一、题目
You are given a binary string s that contains at least one ‘1’.
You have to rearrange the bits in such a way that the resulting binary number is the maximum odd binary number that can be created from this combination.
Return a string representing the maximum odd binary number that can be created from the given combination.
Note that the resulting string can have leading zeros.
Example 1:
Input: s = “010”
Output: “001”
Explanation: Because there is just one ‘1’, it must be in the last position. So the answer is “001”.
Example 2:
Input: s = “0101”
Output: “1001”
Explanation: One of the '1’s must be in the last position.
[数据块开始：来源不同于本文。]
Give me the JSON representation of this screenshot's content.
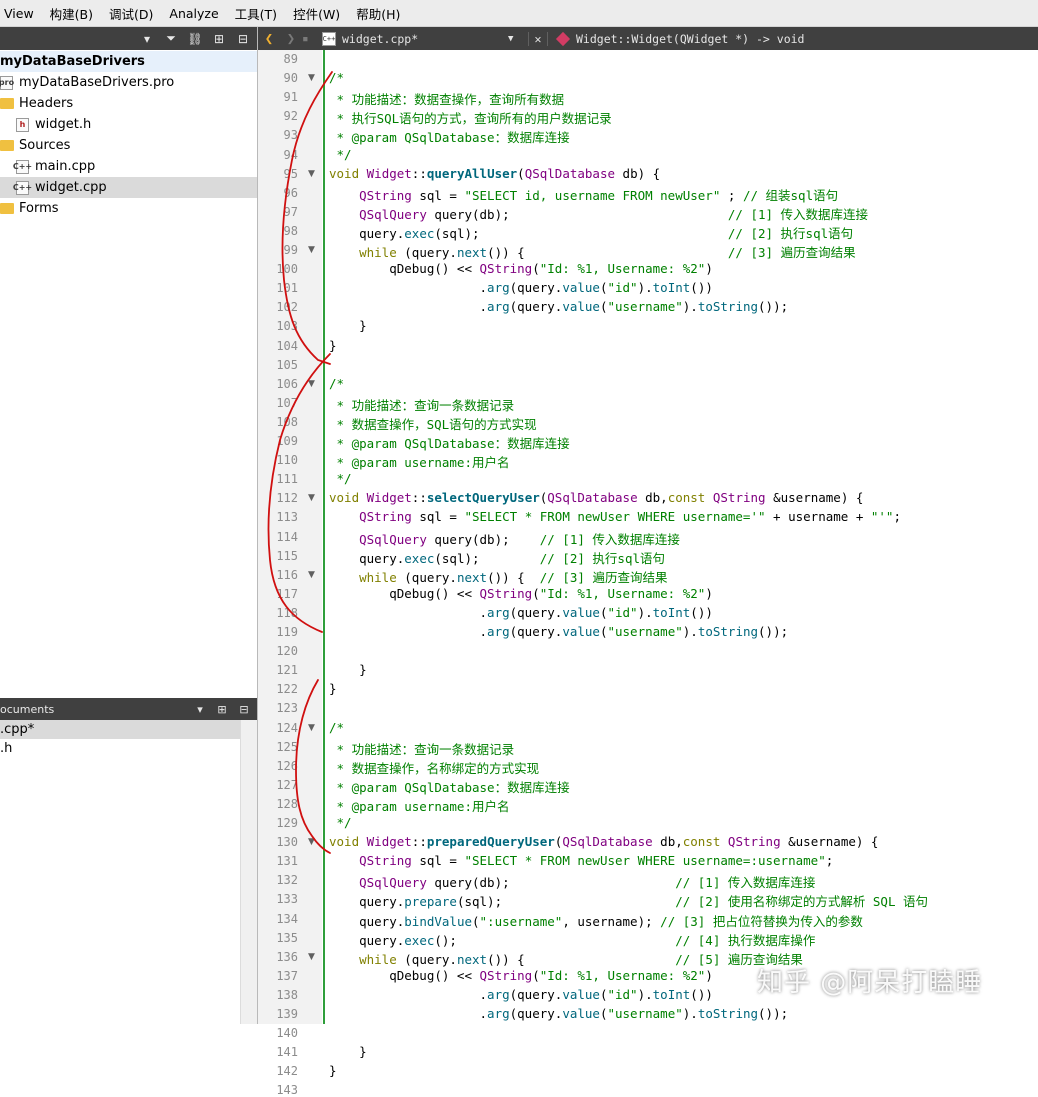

The maximum number that can be made with the remaining digits is “100”. So the answer is “1001”.
Constraints:
1 <= s.length <= 100
s consists only of ‘0’ and ‘1’.
s contains at least one ‘1’.
二、题解
class Solution {
public:
string maximumOddBinaryNumber(string s) {
int n = s.size();
int cnt = 0;
for(int i = 0;i < n;i++){
if(s[i] == '1') cnt++;
}
string res;
for(int i = 0;i < cnt - 1;i++){
res += "1";
}
for(int i = cnt - 1;i < n - 1;i++){
res += "0";
}
res += "1";
return res;
}
};